While I have described above the principles of my invention in connection with specific apparatus, it is to be clearly understood that this description is made only by way of example and not as a limitation to the scope of my invention as set forth in the objects thereof and in the accompanying claims.
1. A variable digital delay circuit comprising:
a first source of information bearing input signal including a sync signal;
first means including first tapped delay means coupled to said first source responsive to only said sync signal;
a second source of reference signal for said sync signal;
second means coupled to the taps of said first delay means and said second source to detect time coincidence between said sync signal and said reference signal;
second tap delay means coupled to said first source responsive to said input signals; and
third means coupled to said second means and said second delay means responsive to said time coincidence in said second means to extract from the tap of said second delay means, corresponding to the tap of said first delay means where said time coincidence occurs, the delayed input signal.
2. A circuit according to claim 1, wherein said first source includes a fixed delay device.
3. A circuit according to claim 1, wherein said first means further includes means coupled to said first source to detect said sync signal for application of said sync signal to the input ofsaid first delay means.
4. A circuit according to claim 1, wherein said second means includes coincidence gate means coupled to each tap of said first delay means and said second source.
5. A circuit according to claim 1, wherein said third means includes logic means coupled to said second means and each tap of said second delay means.
6. A circuit according to claim 5, wherein said logic means includes bistable means coupled to said second means; and coincidence gate means coupled to said bistable means and each tap of said second delay means.
7. A circuit according to claim 6, wherein said coincidence gate means further includes means coupled to an adjacent one of said bistable means to insure that said input signal is extracted from only said tap of said second delay means.
8. A circuit according to claim 1, wherein said second source includes a source of locally generated sync pulse to function as said reference signal.
9. A circuit according to claim 1, wherein said first delay means includes a first digital shift register; and said second delay means includes a second digital shift register similar to said first register.

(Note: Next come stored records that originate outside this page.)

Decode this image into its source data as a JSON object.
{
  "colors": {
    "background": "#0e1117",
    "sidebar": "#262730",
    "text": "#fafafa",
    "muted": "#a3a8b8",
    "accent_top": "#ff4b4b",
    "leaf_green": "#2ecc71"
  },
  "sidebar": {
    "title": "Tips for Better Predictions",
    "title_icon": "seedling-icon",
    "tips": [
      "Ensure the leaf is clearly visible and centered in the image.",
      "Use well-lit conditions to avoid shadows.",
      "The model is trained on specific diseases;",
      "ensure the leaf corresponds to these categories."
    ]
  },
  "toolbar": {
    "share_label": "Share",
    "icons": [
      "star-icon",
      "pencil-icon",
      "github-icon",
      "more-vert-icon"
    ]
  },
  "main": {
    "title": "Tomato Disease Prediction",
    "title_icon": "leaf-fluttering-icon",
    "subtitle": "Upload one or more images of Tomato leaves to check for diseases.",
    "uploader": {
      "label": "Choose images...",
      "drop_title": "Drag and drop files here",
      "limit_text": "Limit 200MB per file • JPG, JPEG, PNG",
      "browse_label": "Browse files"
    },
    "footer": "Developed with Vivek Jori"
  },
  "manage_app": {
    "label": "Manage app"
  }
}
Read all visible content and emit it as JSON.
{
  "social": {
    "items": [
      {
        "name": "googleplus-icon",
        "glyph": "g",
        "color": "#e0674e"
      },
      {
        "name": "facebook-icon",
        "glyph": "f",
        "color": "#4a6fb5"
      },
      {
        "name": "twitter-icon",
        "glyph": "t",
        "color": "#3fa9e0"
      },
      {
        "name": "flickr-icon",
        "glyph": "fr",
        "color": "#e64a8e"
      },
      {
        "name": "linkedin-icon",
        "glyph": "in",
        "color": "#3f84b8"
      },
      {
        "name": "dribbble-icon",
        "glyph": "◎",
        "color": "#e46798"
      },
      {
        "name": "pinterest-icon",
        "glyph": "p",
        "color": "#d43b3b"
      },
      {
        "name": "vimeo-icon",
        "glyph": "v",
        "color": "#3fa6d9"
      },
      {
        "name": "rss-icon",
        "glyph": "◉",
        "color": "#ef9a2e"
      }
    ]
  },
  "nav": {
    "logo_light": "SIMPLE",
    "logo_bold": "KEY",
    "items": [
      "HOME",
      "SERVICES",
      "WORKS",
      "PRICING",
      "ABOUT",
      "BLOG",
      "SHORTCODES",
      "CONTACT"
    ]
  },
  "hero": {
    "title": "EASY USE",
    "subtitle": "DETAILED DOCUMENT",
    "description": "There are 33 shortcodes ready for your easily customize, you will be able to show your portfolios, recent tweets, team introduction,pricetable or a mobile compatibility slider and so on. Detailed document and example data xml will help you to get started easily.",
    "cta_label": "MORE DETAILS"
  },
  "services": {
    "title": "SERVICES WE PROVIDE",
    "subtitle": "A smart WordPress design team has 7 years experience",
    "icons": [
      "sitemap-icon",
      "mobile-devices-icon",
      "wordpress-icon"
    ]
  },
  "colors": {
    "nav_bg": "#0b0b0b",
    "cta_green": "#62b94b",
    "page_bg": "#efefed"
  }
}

10. A circuit according to claim 9, wherein said second means includes a first plurality of AND gates each coupled to each of the 0 and l outputs of each stage of said first register;
said third means includes a plurality of bistable devices each coupled to said AND gates coupled to one of the stages of said first register, a second plurality of AND gates each coupled to one of said bistable devices and one stage of said second register, and an OR gate coupled to each of said second plurality of AND gates.